As someone with the crazy idea that good gameplay design makes a game worth playing over something like a gimmicky way of controlling it I’ve never been convinced by the Wii (and it’s shockingly low average scores for its software aren’t really doing much to support the “gimmicky controller is a silver-bullet solution to F U N” either) and so it was with disdain that I saw both Microsoft and Sony wasting huge amounts of time and money in producing gimmicky controllers of their own.

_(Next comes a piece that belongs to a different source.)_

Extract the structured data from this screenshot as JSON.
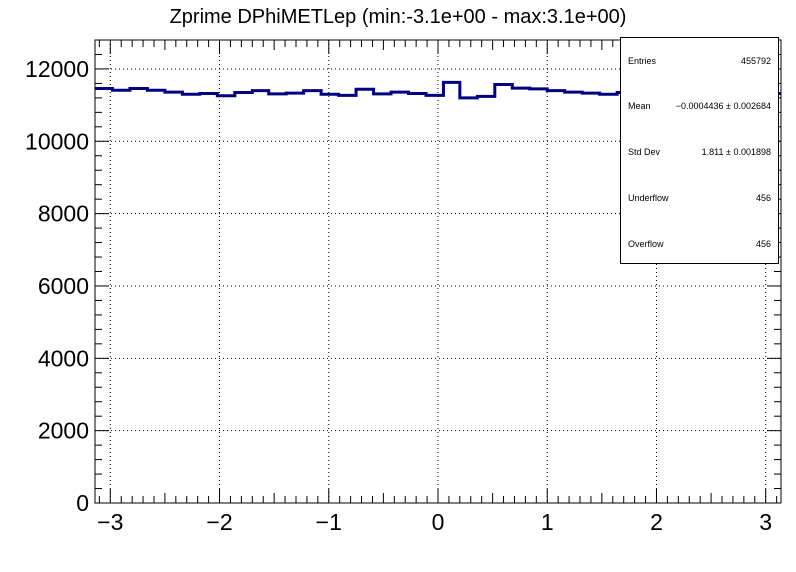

Whilst Sony admit the effort they presented at E3 is a work-in-progress, Microsoft’s work-in-progress effort is already being pimped as the Second Coming of a revolution that hasn’t proved to be all that revolutionary in the first place. Within days of its announcement various high-profile shows in the US have all shown us how much fun it is to pay $400 (TV not included) to kick a virtual ball around in a virtually unsatisfying way. The notion that spending less than a tenth of the money for an infinitely more satisfying genuine experience seems to have eluded most people. Heck, you don’t even have to limit your movements to standing in a small square on the floor with a real soccer-ball either.
So, it’s with great satisfaction and not a small amount of relief that at least one USA show, The Colbert Report, can tell it like it really is:
The merriment starts at about 1:40 and I defy anyone not to laugh out loud when he pushes that red button when asking if the time is right to invest in Microsoft.
I laughed, and it’s a good point he’s making.
How many people play Guitar Hero without the guitar, afterall?